Gralin had not been a slave in the Dark Knights’ mines, so he’d never been whipped or beaten, and thus he possessed the optimism of one who’d never been under another’s thumb. He was with one of the groups of hobgoblins and goblins who had answered Mudwort’s call through the earth and had traveled west across the Plains of Dust and over the dwarf mountains.
“I can’t hear the ocean, Gralin. I thought we’d be able to hear it by now,” Qel finally piped up.
“Good, Qel talks again. Otherwise just birds to listen to,” he said. “Hear lots of birds. Sounds good, though, all the birds. Like to listen to them. Maybe Qel should have decided to go home earlier-before Direfang led the goblins to the bluff to build the city. Decided earlier, then ocean wouldn’t have been so far away. You should listen to birds too, Qel. Very peaceful.”

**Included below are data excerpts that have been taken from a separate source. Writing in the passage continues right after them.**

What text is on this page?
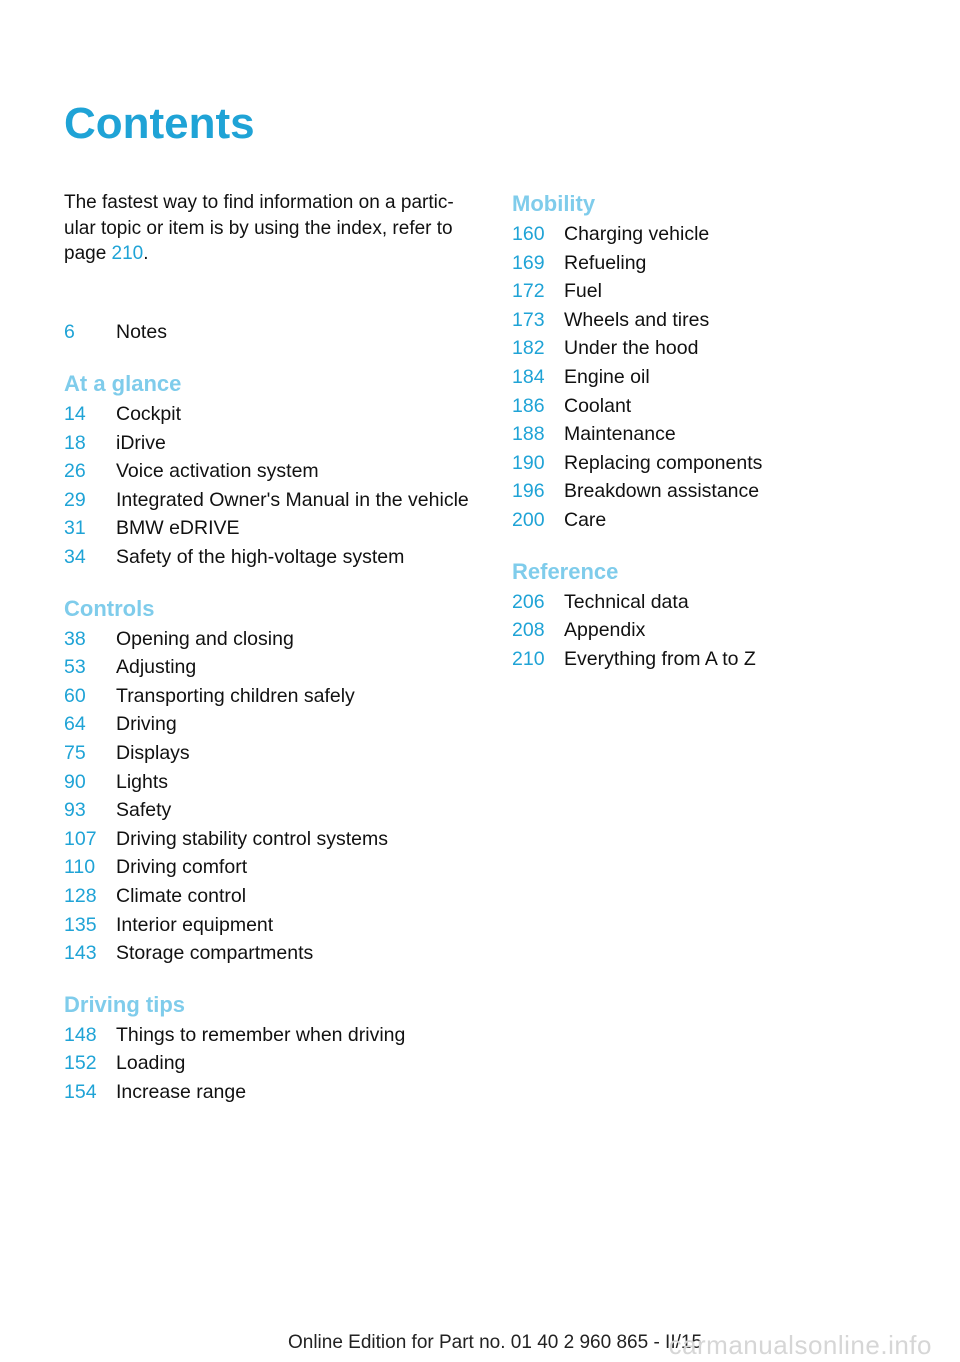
Contents

The fastest way to find information on a partic-ular topic or item is by using the index, refer to page 210.

6	Notes
At a glance
14	Cockpit
18	iDrive
26	Voice activation system
29	Integrated Owner's Manual in the vehicle
31	BMW eDRIVE
34	Safety of the high-voltage system
Controls
38	Opening and closing
53	Adjusting
60	Transporting children safely
64	Driving
75	Displays
90	Lights
93	Safety
107 Driving stability control systems
110	Driving comfort
128 Climate control
135 Interior equipment
143 Storage compartments
Driving tips
148 Things to remember when driving
152 Loading
154 Increase range
Mobility
160 Charging vehicle
169 Refueling
172 Fuel
173 Wheels and tires
182 Under the hood
184 Engine oil
186 Coolant
188 Maintenance
190 Replacing components
196 Breakdown assistance
200 Care
Reference
206 Technical data
208 Appendix
210 Everything from A to Z
Online Edition for Part no. 01 40 2 960 865 - II/15
carmanualsonline.info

“The ocean will sound much better to me than birdsong.”
“Ocean not far away. Then Qel can find a ship and go home to the island.”
“Schallsea Island,” she said wistfully. “It will be good to go home.”

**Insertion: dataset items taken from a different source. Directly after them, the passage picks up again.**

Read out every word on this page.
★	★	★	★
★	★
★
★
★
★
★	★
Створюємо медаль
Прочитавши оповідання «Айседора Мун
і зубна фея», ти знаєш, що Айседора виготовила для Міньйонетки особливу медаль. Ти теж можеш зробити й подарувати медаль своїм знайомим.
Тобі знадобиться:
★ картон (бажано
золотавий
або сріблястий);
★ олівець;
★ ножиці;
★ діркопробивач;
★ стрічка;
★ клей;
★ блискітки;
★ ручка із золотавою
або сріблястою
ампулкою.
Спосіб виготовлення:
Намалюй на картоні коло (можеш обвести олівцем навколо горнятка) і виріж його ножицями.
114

He let out a deep breath and shook out his hands, clenching and unclenching his fingers. “Home is good, yes. Soon all the goblins will have a good home here. It will be bigger than the nation in Northern Ergoth. The Qualinesti Forest will be known as the homeland of goblinkind.” He paused and pawed at a web he’d walked through. “Direfang’s city will be a very good home, Qel. Never been to Schallsea, but maybe see it someday. Graytoes and some of the others talked about the island. Said the buildings were pretty and the grass was too short to get tangled in. Said everything smelled like the sea and like flowers.”
She smiled. “I’d never much paid attention to the way it smelled. I guess you have to leave home to realize you don’t want to or need to.”

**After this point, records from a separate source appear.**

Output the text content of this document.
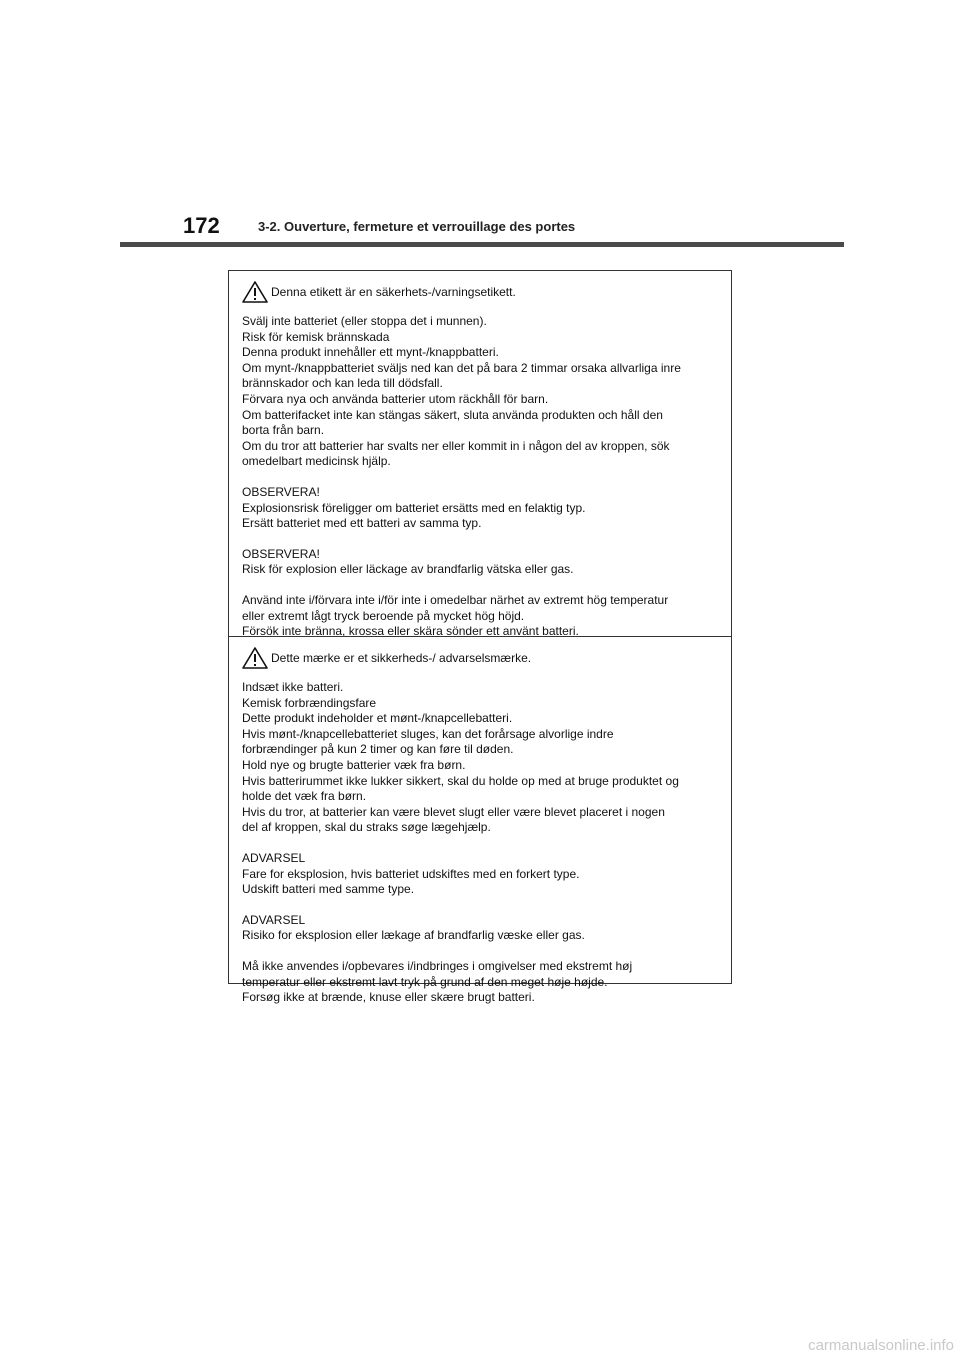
172	3-2. Ouverture, fermeture et verrouillage des portes
Denna etikett är en säkerhets-/varningsetikett.
Svälj inte batteriet (eller stoppa det i munnen).
Risk för kemisk brännskada
Denna produkt innehåller ett mynt-/knappbatteri.
Om mynt-/knappbatteriet sväljs ned kan det på bara 2 timmar orsaka allvarliga inre
brännskador och kan leda till dödsfall.
Förvara nya och använda batterier utom räckhåll för barn.
Om batterifacket inte kan stängas säkert, sluta använda produkten och håll den
borta från barn.
Om du tror att batterier har svalts ner eller kommit in i någon del av kroppen, sök
omedelbart medicinsk hjälp.
OBSERVERA!
Explosionsrisk föreligger om batteriet ersätts med en felaktig typ.
Ersätt batteriet med ett batteri av samma typ.
OBSERVERA!
Risk för explosion eller läckage av brandfarlig vätska eller gas.
Använd inte i/förvara inte i/för inte i omedelbar närhet av extremt hög temperatur
eller extremt lågt tryck beroende på mycket hög höjd.
Försök inte bränna, krossa eller skära sönder ett använt batteri.
Dette mærke er et sikkerheds-/ advarselsmærke.
Indsæt ikke batteri.
Kemisk forbrændingsfare
Dette produkt indeholder et mønt-/knapcellebatteri.
Hvis mønt-/knapcellebatteriet sluges, kan det forårsage alvorlige indre
forbrændinger på kun 2 timer og kan føre til døden.
Hold nye og brugte batterier væk fra børn.
Hvis batterirummet ikke lukker sikkert, skal du holde op med at bruge produktet og
holde det væk fra børn.
Hvis du tror, at batterier kan være blevet slugt eller være blevet placeret i nogen
del af kroppen, skal du straks søge lægehjælp.
ADVARSEL
Fare for eksplosion, hvis batteriet udskiftes med en forkert type.
Udskift batteri med samme type.
ADVARSEL
Risiko for eksplosion eller lækage af brandfarlig væske eller gas.
Må ikke anvendes i/opbevares i/indbringes i omgivelser med ekstremt høj
temperatur eller ekstremt lavt tryk på grund af den meget høje højde.
Forsøg ikke at brænde, knuse eller skære brugt batteri.
carmanualsonline.info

He raised a hairy eyebrow.
“Sometimes I don’t explain myself very well.”
He cocked his head.
“I guess what I’m trying to say is that maybe you have to travel somewhere else to realize just how good your own home is.” She reached a hand up and plucked at some webbing he’d missed across his forehead. “I was raised on Schallsea Island, Gralin, never knew anyplace else. And I’d never thought of giving the world a look until Direfang’s ships came into port. Oh, ships were always coming into port, but this was different. So many goblins, and so full of purpose and hope. My curiosity won out, so I came here with them … to give the world a look.”